README.md

November 13, 2025 · View on GitHub

Filter, Correlate, Compress: Training-Free Token Reduction for MLLM Acceleration

Yuhang Han^1*, Xuyang Liu^2*, Zihan Zhang³, Pengxiang Ding¹, Junjie Chen²,
Donglin Wang¹, Honggang Chen², Qingsen Yan^4,5, Siteng Huang^6✉

¹ Westlake University
² Sichuan University
³ Johns Hopkins University
⁴ Northwestern Polytechnical University
⁵ Shenzhen Research Institute of Northwestern Polytechnical University
⁶ Zhejiang University

🔥 News

2025.11.08 🎉🎉 Our FiCoCo and GlobalCom² have been accepted by AAAI 2026!
2025.01.10 🤗🤗 We release our latest work GlobalCom², a "global-to-local" approach for training-free acceleration of high-resolution MLLMs.
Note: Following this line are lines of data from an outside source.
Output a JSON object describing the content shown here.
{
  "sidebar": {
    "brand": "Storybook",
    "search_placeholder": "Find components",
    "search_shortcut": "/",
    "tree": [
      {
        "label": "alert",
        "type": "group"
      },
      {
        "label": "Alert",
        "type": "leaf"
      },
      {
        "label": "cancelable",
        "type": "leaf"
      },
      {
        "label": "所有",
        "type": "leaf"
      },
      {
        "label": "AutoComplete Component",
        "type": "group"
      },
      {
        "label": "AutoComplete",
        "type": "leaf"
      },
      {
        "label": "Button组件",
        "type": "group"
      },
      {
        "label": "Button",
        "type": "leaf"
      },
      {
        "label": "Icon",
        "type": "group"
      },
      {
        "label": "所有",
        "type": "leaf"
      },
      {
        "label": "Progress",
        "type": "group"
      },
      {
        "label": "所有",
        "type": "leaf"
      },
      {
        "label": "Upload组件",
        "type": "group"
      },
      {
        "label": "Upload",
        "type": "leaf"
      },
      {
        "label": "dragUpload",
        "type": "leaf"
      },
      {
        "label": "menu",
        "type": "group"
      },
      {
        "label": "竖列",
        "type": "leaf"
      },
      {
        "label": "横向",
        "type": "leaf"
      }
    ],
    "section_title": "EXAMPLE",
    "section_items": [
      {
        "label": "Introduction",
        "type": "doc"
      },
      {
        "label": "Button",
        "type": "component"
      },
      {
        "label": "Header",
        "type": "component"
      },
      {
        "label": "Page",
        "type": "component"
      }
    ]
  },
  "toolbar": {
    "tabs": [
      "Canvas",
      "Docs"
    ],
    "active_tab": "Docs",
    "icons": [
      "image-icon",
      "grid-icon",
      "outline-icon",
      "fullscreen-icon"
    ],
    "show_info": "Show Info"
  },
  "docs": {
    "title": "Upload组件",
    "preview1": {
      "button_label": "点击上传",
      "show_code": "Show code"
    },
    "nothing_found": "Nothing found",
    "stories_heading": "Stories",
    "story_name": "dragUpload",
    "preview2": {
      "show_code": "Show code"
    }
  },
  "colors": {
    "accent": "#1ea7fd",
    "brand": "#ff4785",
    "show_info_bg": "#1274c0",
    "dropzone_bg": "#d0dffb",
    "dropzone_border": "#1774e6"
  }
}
Code is available!
2024.11.17 🤗🤗 We release our work FiCoCo which proposes a unified paradigm to demystify the popular works and guide the future designs of training-free token reduction for MLLMs.

👀 Overview

TLDR: This study introduces a unified "filter-correlate-compress" paradigm to streamline training-free token reduction in Multimodal Large Language Models (MLLMs), achieving up to 82.4% FLOPs reduction with minimal performance impact and outperforming existing methods across 10 benchmarks.

🛠 Preparation

Clone this repository.

git clone https://github.com/kawhiiiileo/FiCoCo.git
cd FiCoCo

Environment Setup and Preparation

 conda create -n FiCoCo python=3.10 -y
 conda activate FiCoCo
 pip install -e .

Download Multimodal Benchmark

Please follow the detailed instruction in LLaVA-Evaluation.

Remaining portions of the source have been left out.